Sen. Mitt Romney, R-Utah, speaks at the Capitol on Feb. 5. (Senate Television via AP)
Sen. Mitt Romney, R-Utah, speaks at the Capitol on Feb. 5. (Senate Television via AP)

That has plainly been irritating Trump, who called Romney a “failed presidential candidate” during Thursday’s remarks at the White House, in reference to the senator’s unsuccessful 2012 White House bid. He added that Romney “can’t stand the fact he ran one of the worst races in presidential history.”

Trump had been significantly less tempered in the preceding hours. On Wednesday evening, he shared a video on Twitter that branded Romney a turncoat while also reminding people of Romney’s loss to President Barack Obama nearly eight years ago. “Had failed presidential candidate @MittRomney devoted the same energy and anger to defeating a faltering Barack Obama as he sanctimoniously does to me, he could have won the election,” he said in a subsequent message.

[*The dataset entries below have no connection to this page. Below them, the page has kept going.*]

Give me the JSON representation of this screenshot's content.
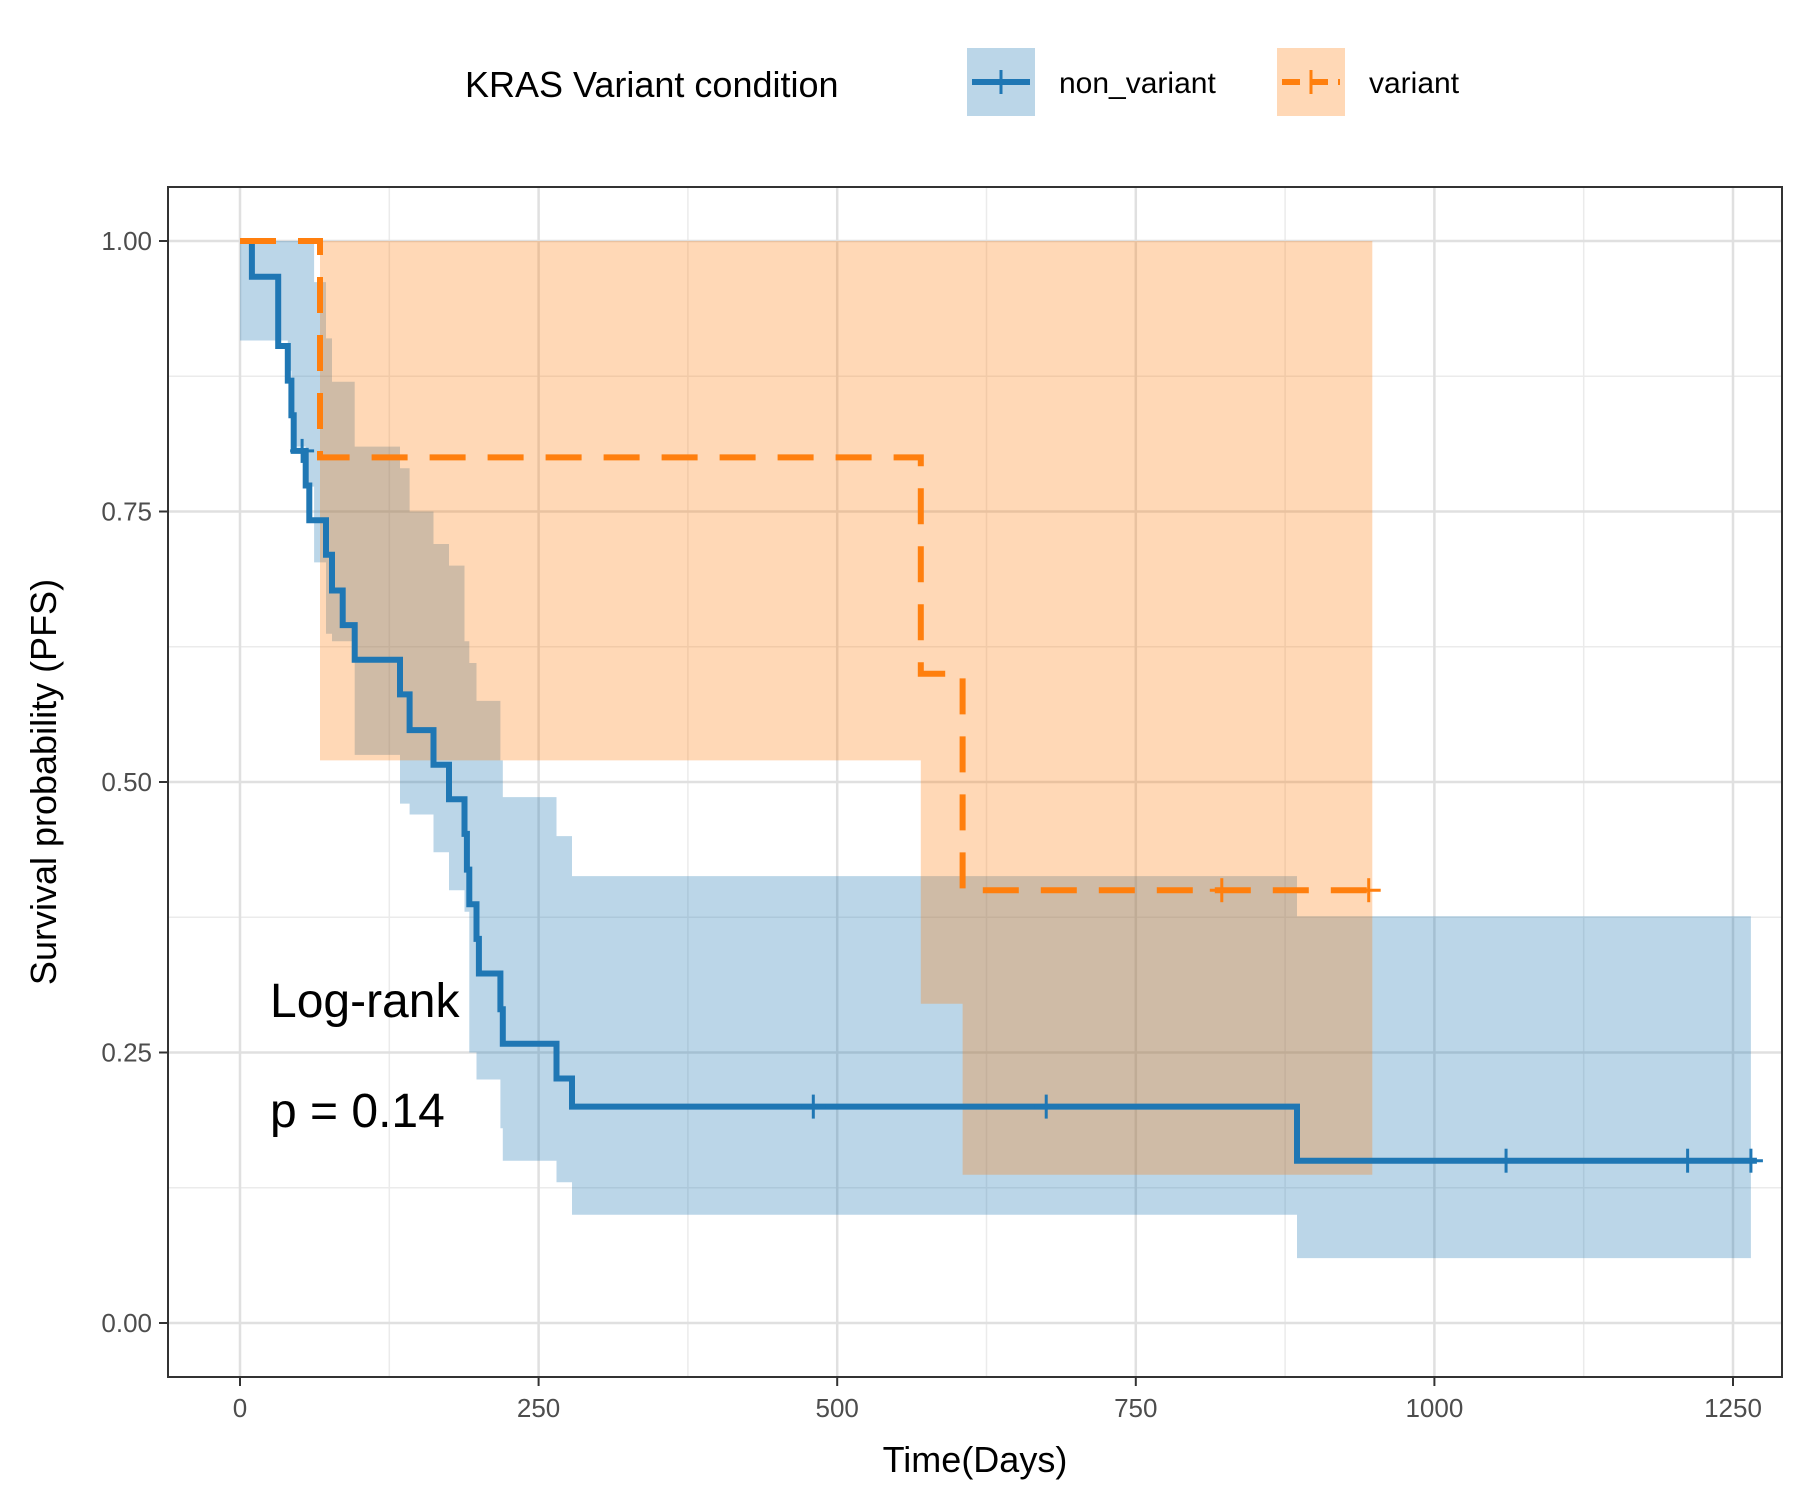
{
  "chart_data": {
    "type": "line",
    "subtype": "kaplan-meier",
    "xlabel": "Time(Days)",
    "ylabel": "Survival probability (PFS)",
    "xlim": [
      -60,
      1290
    ],
    "ylim": [
      -0.05,
      1.05
    ],
    "x_ticks": [
      0,
      250,
      500,
      750,
      1000,
      1250
    ],
    "x_tick_labels": [
      "0",
      "250",
      "500",
      "750",
      "1000",
      "1250"
    ],
    "y_ticks": [
      0,
      0.25,
      0.5,
      0.75,
      1.0
    ],
    "y_tick_labels": [
      "0.00",
      "0.25",
      "0.50",
      "0.75",
      "1.00"
    ],
    "grid": true,
    "legend": {
      "title": "KRAS Variant condition",
      "position": "top"
    },
    "series": [
      {
        "name": "non_variant",
        "color": "#1f77b4",
        "dash": "solid",
        "steps": [
          [
            0,
            1.0
          ],
          [
            10,
            0.967
          ],
          [
            32,
            0.903
          ],
          [
            40,
            0.871
          ],
          [
            43,
            0.839
          ],
          [
            45,
            0.806
          ],
          [
            55,
            0.774
          ],
          [
            58,
            0.742
          ],
          [
            72,
            0.71
          ],
          [
            77,
            0.677
          ],
          [
            86,
            0.645
          ],
          [
            96,
            0.613
          ],
          [
            134,
            0.581
          ],
          [
            142,
            0.548
          ],
          [
            162,
            0.516
          ],
          [
            175,
            0.484
          ],
          [
            188,
            0.452
          ],
          [
            190,
            0.419
          ],
          [
            192,
            0.387
          ],
          [
            198,
            0.355
          ],
          [
            200,
            0.323
          ],
          [
            218,
            0.29
          ],
          [
            220,
            0.258
          ],
          [
            265,
            0.226
          ],
          [
            278,
            0.2
          ],
          [
            885,
            0.15
          ],
          [
            1270,
            0.15
          ]
        ],
        "ci": [
          [
            0,
            0.91,
            1.0
          ],
          [
            40,
            0.88,
            1.0
          ],
          [
            45,
            0.83,
            1.0
          ],
          [
            50,
            0.79,
            1.0
          ],
          [
            58,
            0.7,
            0.97
          ],
          [
            62,
            0.66,
            0.94
          ],
          [
            72,
            0.63,
            0.9
          ],
          [
            82,
            0.58,
            0.87
          ],
          [
            96,
            0.52,
            0.81
          ],
          [
            134,
            0.49,
            0.78
          ],
          [
            142,
            0.46,
            0.76
          ],
          [
            162,
            0.43,
            0.73
          ],
          [
            175,
            0.4,
            0.71
          ],
          [
            190,
            0.36,
            0.67
          ],
          [
            198,
            0.33,
            0.63
          ],
          [
            218,
            0.28,
            0.58
          ],
          [
            265,
            0.24,
            0.52
          ],
          [
            278,
            0.21,
            0.48
          ],
          [
            885,
            0.14,
            0.44
          ],
          [
            1265,
            0.14,
            0.44
          ]
        ],
        "ci_steps": [
          [
            0,
            0.908,
            1.0
          ],
          [
            40,
            0.88,
            1.0
          ],
          [
            43,
            0.847,
            1.0
          ],
          [
            45,
            0.81,
            1.0
          ],
          [
            55,
            0.773,
            1.0
          ],
          [
            62,
            0.703,
            0.962
          ],
          [
            72,
            0.637,
            0.91
          ],
          [
            77,
            0.63,
            0.87
          ],
          [
            96,
            0.525,
            0.81
          ],
          [
            134,
            0.48,
            0.79
          ],
          [
            142,
            0.47,
            0.75
          ],
          [
            162,
            0.435,
            0.72
          ],
          [
            175,
            0.4,
            0.7
          ],
          [
            188,
            0.38,
            0.63
          ],
          [
            192,
            0.25,
            0.61
          ],
          [
            198,
            0.225,
            0.575
          ],
          [
            218,
            0.18,
            0.52
          ],
          [
            220,
            0.15,
            0.486
          ],
          [
            265,
            0.13,
            0.45
          ],
          [
            278,
            0.1,
            0.413
          ],
          [
            885,
            0.06,
            0.376
          ],
          [
            1265,
            0.06,
            0.376
          ]
        ],
        "censor_x": [
          52,
          480,
          675,
          1060,
          1212,
          1265
        ]
      },
      {
        "name": "variant",
        "color": "#ff7f0e",
        "dash": "dashed",
        "steps": [
          [
            0,
            1.0
          ],
          [
            67,
            0.8
          ],
          [
            570,
            0.6
          ],
          [
            605,
            0.4
          ],
          [
            948,
            0.4
          ]
        ],
        "ci_steps": [
          [
            0,
            1.0,
            1.0
          ],
          [
            67,
            0.52,
            1.0
          ],
          [
            570,
            0.295,
            1.0
          ],
          [
            605,
            0.137,
            1.0
          ],
          [
            948,
            0.137,
            1.0
          ]
        ],
        "censor_x": [
          822,
          945
        ]
      }
    ],
    "annotations": [
      "Log-rank",
      "p = 0.14"
    ]
  }
}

Speaking on Thursday morning ahead of his White House address at the National Prayer Breakfast, Trump continued his attacks on the Utah senator, though without naming him. “I don’t like people who use their faith as justification for doing what they know is wrong,” Trump said. The reference was to Romney’s being a Mormon, which Romney had referenced in remarks on the Senate floor ahead of his historic vote.

“As a senator-juror, I swore an oath before God to exercise impartial justice,” Romney said in those widely watched remarks. “I am profoundly religious. My faith is at the heart of who I am. I take an oath before God as enormously consequential.”

The notion of a former Republican candidate for president becoming a Democratic hero was, indeed, a surprising development. Speaking at her weekly press conference on Wednesday morning, Pelosi praised a man with whom she has almost nothing in common politically or culturally.

“God bless him for his courage,” Pelosi said of Romney. She branded Trump’s attacks on the lone Republican dissenter as “without class.”

Virtually nothing Trump said on Thursday suggested that a reconciliation with the party that impeached him was in the works, though the president did briefly muse about what the two political parties could accomplish if partisan fight could have been put aside.

He listed infrastructure and prescription drug pricing as potential areas of cooperation while lamenting the three contentious years that have been squandered.

“Think,” he said, “what we could’ve done.”